Karena ladrang datanglah hanya menggunakan irama 1 (tempo cepat) dan tidak ada variasi
dalam konteks irama yang lain. Dan mungkin anggapan dari pelaku karawitan
tradisi, ini merupakan sesuatu yang di anggap merusak tradisi.
Dari data dan dugaan-dugaan di atas,
akan muncul banyak persoalan yang dapat dikaji oleh peneliti berdasar data
asal-usul ladrang datanglah serta manfaat penelitian tersebut. Diantaranya
adalah mengenai teks musikalnya, alasan pemilihan karya asal untuk di
transformasi, proses transformasi serta dampak secara kualitas musikalnya.
Komposer karya ladrang
datanglah
Ladrang datanglah adalah sebuah
karya yang terbesut dari seorang komposer muda bernama Dwi Hatmanto Nugroho
S.Sn. Selain profesinya sebagai komponis dalam musik tradisi-gamelan jawa, ia
juga merupakan seorang pelaku kesenian tradisi sebagai seorang dalang wayang
kulit dan kadang juga sebagai pemain kendangnya. Justru kendang wayang lah yang
pertama ia tekuni sejak masih duduk di bangku smp. Awalnya dulu ia adalah
seorang anak kecil yang gemar menonton pertunjukan wayang kulit klasik. Yang
sering ditonton adalah dalang Sujarno dari wonogiri. Di daerah asal hatmanto di
baturetno, wonogiri ini dulu sering sekali disajikan pertunjukan wayang kulit
dalam acara hajatan atau peringatan hari besar lain. Walaupun hatmanto ini
gemar menonton wayang kulit, namun ia lama kelamaan mengalami kejenuhan
terhadap musik iringan wayang ini. Karena dulu sewaktu kecil hatmanto, iringan
wayang masih menggunakan gending-gending klasik tradisi jawa khusunya
adalah dari mangkunegaran. Hanya ada satu gending
kreasi yang sering dibawakan, ini juga merupakan gending dolanan karya Narto Sabdo yang berjudul goyang semarang.

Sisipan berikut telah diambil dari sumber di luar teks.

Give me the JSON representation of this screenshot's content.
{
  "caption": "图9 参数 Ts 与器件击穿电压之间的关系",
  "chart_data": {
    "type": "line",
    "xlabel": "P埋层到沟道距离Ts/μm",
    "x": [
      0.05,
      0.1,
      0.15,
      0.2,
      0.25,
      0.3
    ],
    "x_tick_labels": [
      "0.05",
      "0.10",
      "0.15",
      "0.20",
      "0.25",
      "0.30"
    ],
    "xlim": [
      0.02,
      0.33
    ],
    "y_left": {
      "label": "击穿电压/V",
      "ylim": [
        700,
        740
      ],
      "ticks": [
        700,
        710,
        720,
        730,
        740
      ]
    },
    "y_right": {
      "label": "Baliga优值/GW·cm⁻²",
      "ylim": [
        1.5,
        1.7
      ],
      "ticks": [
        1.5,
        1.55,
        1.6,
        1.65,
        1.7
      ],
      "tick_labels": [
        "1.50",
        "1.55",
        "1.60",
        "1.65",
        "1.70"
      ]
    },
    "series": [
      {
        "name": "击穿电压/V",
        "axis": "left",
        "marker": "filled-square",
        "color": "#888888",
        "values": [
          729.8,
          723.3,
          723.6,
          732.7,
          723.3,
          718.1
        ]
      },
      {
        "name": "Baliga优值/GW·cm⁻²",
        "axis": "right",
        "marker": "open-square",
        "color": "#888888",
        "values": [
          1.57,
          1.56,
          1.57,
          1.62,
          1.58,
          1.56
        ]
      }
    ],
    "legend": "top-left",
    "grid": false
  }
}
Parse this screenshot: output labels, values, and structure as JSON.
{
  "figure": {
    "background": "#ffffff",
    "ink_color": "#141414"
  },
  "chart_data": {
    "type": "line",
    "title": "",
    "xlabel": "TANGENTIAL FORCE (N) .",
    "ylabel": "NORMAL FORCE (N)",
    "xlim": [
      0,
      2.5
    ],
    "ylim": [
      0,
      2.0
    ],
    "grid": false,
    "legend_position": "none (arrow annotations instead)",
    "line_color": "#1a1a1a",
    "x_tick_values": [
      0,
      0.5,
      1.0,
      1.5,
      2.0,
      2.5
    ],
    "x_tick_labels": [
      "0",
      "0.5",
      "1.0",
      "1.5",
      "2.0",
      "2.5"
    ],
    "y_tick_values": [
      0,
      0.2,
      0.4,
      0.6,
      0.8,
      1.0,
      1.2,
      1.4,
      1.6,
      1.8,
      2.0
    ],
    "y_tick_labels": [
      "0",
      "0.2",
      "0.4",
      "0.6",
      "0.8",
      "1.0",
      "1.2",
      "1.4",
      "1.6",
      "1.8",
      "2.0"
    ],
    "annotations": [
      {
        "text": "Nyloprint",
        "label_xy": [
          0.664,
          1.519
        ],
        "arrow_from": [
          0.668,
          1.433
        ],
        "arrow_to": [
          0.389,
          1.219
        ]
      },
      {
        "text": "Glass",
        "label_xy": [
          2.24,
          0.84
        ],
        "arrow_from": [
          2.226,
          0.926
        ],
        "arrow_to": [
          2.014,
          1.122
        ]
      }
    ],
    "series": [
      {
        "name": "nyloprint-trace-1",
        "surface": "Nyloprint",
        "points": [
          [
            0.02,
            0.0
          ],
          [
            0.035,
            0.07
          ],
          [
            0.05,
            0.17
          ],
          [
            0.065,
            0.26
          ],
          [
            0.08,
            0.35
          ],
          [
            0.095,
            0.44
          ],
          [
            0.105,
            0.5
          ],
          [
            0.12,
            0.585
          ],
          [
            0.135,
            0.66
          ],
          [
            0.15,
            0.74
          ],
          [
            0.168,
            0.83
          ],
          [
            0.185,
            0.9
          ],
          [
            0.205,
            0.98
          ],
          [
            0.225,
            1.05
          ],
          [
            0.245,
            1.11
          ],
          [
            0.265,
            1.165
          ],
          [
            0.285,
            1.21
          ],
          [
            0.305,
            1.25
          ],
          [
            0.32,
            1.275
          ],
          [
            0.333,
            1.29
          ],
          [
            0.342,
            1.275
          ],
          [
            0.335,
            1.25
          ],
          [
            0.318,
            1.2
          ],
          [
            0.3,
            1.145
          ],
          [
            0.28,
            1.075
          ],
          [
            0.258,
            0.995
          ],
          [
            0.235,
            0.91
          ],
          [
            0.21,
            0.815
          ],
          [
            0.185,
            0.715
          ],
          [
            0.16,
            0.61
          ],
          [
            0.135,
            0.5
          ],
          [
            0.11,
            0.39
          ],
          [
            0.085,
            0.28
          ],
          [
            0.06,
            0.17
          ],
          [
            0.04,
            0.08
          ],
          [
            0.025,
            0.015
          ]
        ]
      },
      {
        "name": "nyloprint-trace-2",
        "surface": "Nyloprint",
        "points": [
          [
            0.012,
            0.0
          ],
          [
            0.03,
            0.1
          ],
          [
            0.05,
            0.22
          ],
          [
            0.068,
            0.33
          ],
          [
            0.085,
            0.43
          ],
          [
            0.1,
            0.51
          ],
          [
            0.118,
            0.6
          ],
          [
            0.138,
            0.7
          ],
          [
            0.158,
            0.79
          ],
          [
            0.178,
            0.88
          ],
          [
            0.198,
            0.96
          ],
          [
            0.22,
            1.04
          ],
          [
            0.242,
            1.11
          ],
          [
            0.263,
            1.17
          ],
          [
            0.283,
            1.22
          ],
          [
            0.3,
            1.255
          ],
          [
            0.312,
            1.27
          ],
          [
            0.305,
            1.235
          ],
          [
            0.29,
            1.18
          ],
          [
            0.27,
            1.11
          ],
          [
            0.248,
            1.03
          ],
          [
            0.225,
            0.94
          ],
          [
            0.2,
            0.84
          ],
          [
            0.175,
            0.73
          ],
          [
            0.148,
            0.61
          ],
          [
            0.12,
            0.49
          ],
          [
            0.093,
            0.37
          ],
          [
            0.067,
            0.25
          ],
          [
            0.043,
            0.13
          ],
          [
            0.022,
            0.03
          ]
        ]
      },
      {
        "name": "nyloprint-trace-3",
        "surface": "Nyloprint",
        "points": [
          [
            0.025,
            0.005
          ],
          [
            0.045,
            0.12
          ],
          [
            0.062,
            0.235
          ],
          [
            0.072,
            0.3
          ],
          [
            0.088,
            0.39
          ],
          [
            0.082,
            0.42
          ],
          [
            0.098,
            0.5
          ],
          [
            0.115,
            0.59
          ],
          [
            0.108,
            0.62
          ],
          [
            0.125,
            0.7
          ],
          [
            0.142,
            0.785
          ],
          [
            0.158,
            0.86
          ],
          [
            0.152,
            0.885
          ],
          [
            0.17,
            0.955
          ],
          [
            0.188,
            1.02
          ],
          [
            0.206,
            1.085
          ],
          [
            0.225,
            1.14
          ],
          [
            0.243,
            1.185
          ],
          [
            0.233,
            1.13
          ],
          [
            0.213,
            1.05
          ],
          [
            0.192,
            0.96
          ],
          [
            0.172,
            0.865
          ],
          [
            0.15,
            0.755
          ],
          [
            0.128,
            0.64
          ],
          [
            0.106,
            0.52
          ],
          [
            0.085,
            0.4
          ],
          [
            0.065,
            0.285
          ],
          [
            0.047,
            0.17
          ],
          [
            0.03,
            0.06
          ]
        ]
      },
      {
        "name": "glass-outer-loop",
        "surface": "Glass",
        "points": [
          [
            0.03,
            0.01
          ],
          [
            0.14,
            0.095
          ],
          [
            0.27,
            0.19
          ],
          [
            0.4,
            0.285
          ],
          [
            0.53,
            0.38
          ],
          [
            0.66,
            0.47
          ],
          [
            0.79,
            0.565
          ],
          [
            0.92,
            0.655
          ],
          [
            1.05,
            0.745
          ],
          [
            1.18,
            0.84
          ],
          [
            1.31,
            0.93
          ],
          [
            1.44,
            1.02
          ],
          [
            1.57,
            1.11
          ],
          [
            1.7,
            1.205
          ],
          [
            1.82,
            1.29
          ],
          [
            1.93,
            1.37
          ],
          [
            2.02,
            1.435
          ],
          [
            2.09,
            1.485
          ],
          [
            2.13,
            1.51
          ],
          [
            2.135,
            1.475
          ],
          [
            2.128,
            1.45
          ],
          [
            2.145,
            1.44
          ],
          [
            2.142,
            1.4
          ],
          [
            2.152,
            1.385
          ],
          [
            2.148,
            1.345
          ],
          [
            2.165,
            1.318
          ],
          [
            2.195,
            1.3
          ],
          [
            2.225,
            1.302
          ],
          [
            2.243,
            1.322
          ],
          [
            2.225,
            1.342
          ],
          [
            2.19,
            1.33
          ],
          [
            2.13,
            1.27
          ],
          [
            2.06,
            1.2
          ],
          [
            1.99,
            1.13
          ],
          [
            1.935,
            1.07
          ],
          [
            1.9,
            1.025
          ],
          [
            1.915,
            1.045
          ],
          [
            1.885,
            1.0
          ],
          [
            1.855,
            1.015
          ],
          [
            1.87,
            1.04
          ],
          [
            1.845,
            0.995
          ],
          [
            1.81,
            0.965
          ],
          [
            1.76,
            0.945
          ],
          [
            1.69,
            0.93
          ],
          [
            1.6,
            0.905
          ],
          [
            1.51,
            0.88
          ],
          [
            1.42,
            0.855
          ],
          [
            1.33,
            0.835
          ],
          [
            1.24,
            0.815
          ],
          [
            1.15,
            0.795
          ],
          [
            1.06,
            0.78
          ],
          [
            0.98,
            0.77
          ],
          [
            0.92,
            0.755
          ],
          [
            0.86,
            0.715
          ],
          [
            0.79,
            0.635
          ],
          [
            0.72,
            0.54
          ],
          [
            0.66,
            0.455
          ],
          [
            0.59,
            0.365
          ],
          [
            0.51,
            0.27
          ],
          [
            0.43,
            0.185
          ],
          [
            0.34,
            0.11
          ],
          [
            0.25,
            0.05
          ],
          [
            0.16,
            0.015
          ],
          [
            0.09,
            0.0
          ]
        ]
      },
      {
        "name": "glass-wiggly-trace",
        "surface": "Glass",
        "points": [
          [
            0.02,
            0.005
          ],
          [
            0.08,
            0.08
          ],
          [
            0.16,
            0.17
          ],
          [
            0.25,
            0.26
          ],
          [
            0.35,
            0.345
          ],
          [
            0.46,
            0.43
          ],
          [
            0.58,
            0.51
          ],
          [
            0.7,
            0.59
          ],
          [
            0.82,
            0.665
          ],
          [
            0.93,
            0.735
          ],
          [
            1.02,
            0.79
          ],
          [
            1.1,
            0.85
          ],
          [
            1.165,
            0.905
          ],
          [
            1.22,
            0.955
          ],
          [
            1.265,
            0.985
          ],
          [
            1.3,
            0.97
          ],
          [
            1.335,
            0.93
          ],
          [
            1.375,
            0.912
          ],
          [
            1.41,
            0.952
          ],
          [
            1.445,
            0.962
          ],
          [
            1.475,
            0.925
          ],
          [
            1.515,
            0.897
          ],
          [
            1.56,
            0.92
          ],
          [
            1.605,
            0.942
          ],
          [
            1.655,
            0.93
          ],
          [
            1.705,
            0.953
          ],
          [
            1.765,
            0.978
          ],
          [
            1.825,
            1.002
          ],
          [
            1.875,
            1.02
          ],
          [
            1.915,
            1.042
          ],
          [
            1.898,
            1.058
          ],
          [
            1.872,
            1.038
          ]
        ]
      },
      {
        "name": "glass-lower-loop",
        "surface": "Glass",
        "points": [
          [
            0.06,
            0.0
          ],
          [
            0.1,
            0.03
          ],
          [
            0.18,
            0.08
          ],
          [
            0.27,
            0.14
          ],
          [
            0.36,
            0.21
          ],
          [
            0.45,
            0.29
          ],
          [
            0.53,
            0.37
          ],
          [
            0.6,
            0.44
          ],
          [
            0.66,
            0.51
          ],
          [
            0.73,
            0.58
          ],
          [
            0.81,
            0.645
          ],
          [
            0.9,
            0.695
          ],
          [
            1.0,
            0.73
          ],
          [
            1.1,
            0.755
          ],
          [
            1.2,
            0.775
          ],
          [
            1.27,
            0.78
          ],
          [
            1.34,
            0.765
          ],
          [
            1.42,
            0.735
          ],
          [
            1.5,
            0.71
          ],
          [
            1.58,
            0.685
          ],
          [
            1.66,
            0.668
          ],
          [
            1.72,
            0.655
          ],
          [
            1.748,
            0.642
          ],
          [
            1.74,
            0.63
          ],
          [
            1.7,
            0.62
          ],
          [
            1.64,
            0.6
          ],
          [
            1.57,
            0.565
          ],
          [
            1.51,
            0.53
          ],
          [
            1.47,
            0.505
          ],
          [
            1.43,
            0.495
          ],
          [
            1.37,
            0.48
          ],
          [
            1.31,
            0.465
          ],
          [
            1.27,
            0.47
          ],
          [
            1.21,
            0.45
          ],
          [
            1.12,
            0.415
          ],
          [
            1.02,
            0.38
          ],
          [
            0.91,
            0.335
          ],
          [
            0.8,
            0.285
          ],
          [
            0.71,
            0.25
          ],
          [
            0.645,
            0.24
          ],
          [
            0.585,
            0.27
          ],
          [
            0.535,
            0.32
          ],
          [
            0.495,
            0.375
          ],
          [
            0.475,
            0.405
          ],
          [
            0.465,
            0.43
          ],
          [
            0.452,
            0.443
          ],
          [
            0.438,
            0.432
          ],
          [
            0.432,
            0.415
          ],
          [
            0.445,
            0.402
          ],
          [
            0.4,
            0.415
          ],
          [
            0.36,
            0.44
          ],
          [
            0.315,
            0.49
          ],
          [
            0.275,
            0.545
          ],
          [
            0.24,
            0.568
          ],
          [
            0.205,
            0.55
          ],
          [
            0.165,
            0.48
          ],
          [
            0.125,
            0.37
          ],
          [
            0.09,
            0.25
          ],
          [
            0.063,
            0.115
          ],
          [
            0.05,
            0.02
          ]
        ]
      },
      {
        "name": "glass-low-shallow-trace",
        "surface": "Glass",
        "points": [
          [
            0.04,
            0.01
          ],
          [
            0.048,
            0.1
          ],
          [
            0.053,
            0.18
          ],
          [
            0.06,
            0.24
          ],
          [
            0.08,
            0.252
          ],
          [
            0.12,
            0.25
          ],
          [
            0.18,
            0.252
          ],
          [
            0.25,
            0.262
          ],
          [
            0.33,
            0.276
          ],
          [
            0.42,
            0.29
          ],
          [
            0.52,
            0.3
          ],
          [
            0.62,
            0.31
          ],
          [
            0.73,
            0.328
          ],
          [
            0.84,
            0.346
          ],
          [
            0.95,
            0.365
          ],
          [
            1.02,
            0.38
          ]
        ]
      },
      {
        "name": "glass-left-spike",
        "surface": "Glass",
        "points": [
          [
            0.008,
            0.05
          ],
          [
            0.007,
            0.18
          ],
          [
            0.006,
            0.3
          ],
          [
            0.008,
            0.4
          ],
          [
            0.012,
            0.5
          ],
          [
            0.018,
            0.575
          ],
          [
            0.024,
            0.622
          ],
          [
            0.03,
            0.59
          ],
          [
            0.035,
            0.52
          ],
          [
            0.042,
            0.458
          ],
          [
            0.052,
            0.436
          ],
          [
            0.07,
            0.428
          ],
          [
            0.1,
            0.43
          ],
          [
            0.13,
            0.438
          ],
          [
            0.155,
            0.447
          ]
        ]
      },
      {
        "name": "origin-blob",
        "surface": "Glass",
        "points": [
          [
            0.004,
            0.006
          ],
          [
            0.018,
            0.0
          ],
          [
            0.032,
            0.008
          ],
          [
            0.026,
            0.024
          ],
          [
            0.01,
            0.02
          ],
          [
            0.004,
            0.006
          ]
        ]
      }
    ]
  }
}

Berawal dari seorang pengendang
wayang di waktu smp, mulanya ia hanya menggantikan posisi kendang pada waktu manyura yakni pada waktu bagian akhir
pertunjukan wayang. Sejak smp memang hatmanto ini sudah sering mengikuti pentas
wayang kulit yang di ajak oleh pamannya yang juga merupakan seorang pengendang
wayang. Dampak dari ia kecil sudah ikut mengiringi wayang ini adalah sampai
sekarang gending-gending klasik yang
dulu seringa ia dengar masih termemori dengan baik di benaknya. Padahal sewaktu
kecilnya ia sering dimarahi oleh ibunya. Wajar menurut hatmanto jika seorang
ibu sering memarahi anaknya. Karena itu merupakan satu bentuk rasa sayang dan
kekhawatiran ibu terhadap anaknya. Tapi tetap saja hatmanto takut dan trauma
ketika teringat sedang dimarahi ibunya. Hubungan dari kedua hal tersebut adalah
ketika hatmanto kini mendengar gending-gending
klasik tradisi, ia akan teringat lagi tentang ibunya dulu yang sering
marah-marah. Dampaknya adalah ia sering menangis dan rindu akan ibunya
tersebut.
Mulai dari permasalahan tersebutlah
hatmanto mulai memutuskan untuk merubah kesan iringan wayang yang menggunakan gending tradisi klasik. Awal dari
usahanya ini selain terinspirasi dari kenangan terhadap ibunya, juga ia semakin
terdorong dengan adanya kontemporarisasi oleh para dalang yang di anggap
progresive seperti Manteb Sudarsono dan Sujiwo Tejo. Kedua dalang ini menurut
hatmanto merupakan seorang tokoh bagi dunia pewayangan yang berani melakukan
perubahan baik dalam cerita, tokoh pewayangan dan musik iringannya. Fokus
terhadap iringan musiknya, dari kedua dalang ini memasukan unsur alat musik
barat seperti biola dan terompet ke dalam karawitan jawa. Selain itu mereka
juga memainkan dinamika musikal melalui hentakan kendang dan keras lirihnya
tempo maupun volume musik.
Hatmanto sangat mengidolakan kedua
tokoh tersebut. selain itu ia juga merupakan penggemar musik orkestra yang
penuh diwarnai dengan dinamika permainan. Oleh sebab itu kini hatmanto banyak
berkarya yang berinfluence dari musik
orkestra namun bermedium gamelan jawa. Awal dari karyanya dulu hanyalah ia ikut
menambahi bagian karya musik dari dalang Entus sewaktu ia masih ikut di
dalamnya sekitar tahun 2000. Namun ketika tahun 2009 awal ia mulai merintis
karya tunggalnya yang diwadahi oleh kelompok Wayang Dugem. Wayang dugem ini
adalah kelompok yang dipimpin oleh dalang Mario dan yang di konsep pertamanya
adalah Yati Pesek. Yati Pesek disini hanyalah sebagai pengkonsep saja, apa lagi
Mario juga hanya yang mendanai. Seluruh karya iringan wayang dugem yang
menggunakan full combo band dan instrument balungan ini adalah hatmanto
sendiri. Mulai dari proses karya pada wayang dugem ini lah hatmanto mengaku
bertemu dengan anak-anak dari SMK Negeri 8 (SMKI) Surakarta yang menurutnya
berpotensi tinggi. Salah satunya adalah pemain biola yang bernama Prisha
Bashori. Prisha adalah pemain biola jebolan dari SMKI Solo. Dari Prisha inilah
hatmanto mulai kenal dengan musik-musik barat yang progresive seperti misal
musik dari kelompok Dream Theatre atau Kulkul dari indonesia sendiri.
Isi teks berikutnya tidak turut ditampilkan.